A psicóloga enfatiza que a estrutura do racismo, da xenofobia, do colonialismo, do machismo está tão sólida, que Portugal assistiu, tempos atrás, ao movimento das Mães de Bragança, cujo objetivo principal era atacar mulheres brasileiras, definidas como prostitutas. "Não se pode culpar as mulheres portuguesas, nem as brasileiras. Tudo é reflexo do que é socialmente aprendido. Por isso, é importante mudar as estruturas", entende.
A boa nova, afirma a presidente da Casa do Brasil, é que a migração mais recente de brasileiros para Portugal é, em boa parte, mais qualificada e mais ativista, com forte presença nas universidades portuguesas. "Há grupos se posicionando de forma muito efetiva, e isso tem chamado a atenção para os problemas referentes ao preconceito enfrentado pelas mulheres", complementa Lina Moscoso, 44, doutora em ciência da comunicação, há oito anos em Portugal. Ela lembra que ninguém é educado para migrar para outo país, para enfrentar as adversidades de ser imigrante. "A gente aprende na marra."

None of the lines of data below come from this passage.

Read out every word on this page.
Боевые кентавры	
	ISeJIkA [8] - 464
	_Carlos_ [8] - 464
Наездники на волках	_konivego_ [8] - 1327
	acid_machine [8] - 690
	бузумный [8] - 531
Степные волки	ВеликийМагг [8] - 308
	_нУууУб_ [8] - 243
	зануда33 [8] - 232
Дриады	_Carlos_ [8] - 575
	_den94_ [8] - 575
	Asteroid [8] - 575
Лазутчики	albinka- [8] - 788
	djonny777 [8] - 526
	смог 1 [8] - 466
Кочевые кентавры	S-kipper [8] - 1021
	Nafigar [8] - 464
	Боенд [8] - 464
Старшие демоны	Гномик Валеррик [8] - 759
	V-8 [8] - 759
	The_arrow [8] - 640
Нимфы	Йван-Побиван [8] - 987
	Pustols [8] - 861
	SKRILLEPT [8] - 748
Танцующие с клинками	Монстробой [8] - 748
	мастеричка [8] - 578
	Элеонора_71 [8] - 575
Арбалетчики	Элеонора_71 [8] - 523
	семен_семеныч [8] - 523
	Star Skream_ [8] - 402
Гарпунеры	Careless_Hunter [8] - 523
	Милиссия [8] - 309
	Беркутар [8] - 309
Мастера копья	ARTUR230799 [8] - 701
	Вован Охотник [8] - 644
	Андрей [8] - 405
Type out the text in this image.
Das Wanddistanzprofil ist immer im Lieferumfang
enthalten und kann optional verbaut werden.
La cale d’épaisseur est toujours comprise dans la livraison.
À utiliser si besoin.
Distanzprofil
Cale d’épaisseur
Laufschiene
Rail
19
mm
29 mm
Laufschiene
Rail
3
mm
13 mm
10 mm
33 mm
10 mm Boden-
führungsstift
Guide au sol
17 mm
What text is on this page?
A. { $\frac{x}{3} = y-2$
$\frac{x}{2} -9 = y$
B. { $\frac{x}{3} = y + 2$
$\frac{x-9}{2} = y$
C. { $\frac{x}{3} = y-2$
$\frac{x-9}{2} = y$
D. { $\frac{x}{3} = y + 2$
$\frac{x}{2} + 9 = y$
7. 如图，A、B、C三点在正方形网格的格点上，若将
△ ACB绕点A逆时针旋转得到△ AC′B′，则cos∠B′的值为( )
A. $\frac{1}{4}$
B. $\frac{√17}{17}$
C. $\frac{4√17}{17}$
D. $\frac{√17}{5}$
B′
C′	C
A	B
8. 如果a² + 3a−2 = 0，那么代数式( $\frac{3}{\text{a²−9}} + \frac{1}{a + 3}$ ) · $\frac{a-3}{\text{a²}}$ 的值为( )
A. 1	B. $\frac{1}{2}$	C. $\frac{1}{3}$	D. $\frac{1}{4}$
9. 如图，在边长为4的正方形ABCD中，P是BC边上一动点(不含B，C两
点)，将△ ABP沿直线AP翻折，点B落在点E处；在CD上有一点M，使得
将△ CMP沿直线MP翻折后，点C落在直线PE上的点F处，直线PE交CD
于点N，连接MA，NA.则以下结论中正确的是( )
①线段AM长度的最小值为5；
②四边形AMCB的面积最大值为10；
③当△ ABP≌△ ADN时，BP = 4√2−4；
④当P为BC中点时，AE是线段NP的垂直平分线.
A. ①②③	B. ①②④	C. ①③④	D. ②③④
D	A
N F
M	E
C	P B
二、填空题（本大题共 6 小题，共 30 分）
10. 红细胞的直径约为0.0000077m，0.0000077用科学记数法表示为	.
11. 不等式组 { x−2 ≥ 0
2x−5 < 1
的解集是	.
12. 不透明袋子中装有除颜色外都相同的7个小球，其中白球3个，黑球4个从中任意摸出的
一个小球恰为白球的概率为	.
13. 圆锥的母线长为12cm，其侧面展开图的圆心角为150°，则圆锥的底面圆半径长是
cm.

Lina salienta que o fato de as autoridades portuguesas, em especial o presidente de Portugal, Marcelo Rebelo de Souza, estarem se posicionando publicamente contra o racismo e a xenofobia é crucial. "A defesa contra o preconceito tem de partir de cima. Estamos diante de uma estrutura que vem desde a colonização e ainda não se quebrou. Precisamos de políticas públicas", cobra. "Em alguns casos, os ataques são sutis; em outros, violentos. Há mulheres que já sofreram e sofrem violência diária. Há mulheres que têm questões muito sérias, casaram-se com portugueses e sofrem ataques diariamente. Os índices de violência doméstica em Portugal são altíssimos", alerta. Para a doutora, apesar da complexidade da situação, as mulheres devem denunciar todo crime do qual são vítimas. Ataques de ódio não podem ser tolerados, em hipótese alguma.
A pesquisadora e cientista social Ana Paula Costa, 29, reforça que vários fatores estão na base do preconceito contra as mulheres brasileiras: o colonialismo, a desigualdade de gêneros e a relação do Brasil com suas cidadãs. "Há uma corresponsabilização, o problema não está só em Portugal. O Brasil é um país machista, um país que vendeu, sim, suas mulheres e vende até hoje, por meio de um turismo sexual", diz. Para ela, o fato de o presidente da República, Jair Bolsonaro, dizer que os turistas poderiam ir para o Brasil para ter sexo com as brasileiras reforça o estereótipo de que essas cidadãs, no geral, são putas.
A despeito de todos os avanços, Ana Paula, que é vice-presidente da Casa do Brasil de Lisboa, reconhece que as queixas contra racismo e xenofobia são baixas, porque as pessoas ainda têm medo, sobretudo se estiverem no processo de resolverem a situação administrativa no país. Essas pessoas temem retaliação. Há, também aquelas que não têm forças suficientes para denunciar. Por isso, acredita ela, é tão importante redes de apoio. Como complementa Cyntia de Paula, migrar é um direito, no amor e na dor. "Queremos um mundo sem fronteiras, sem preconceitos."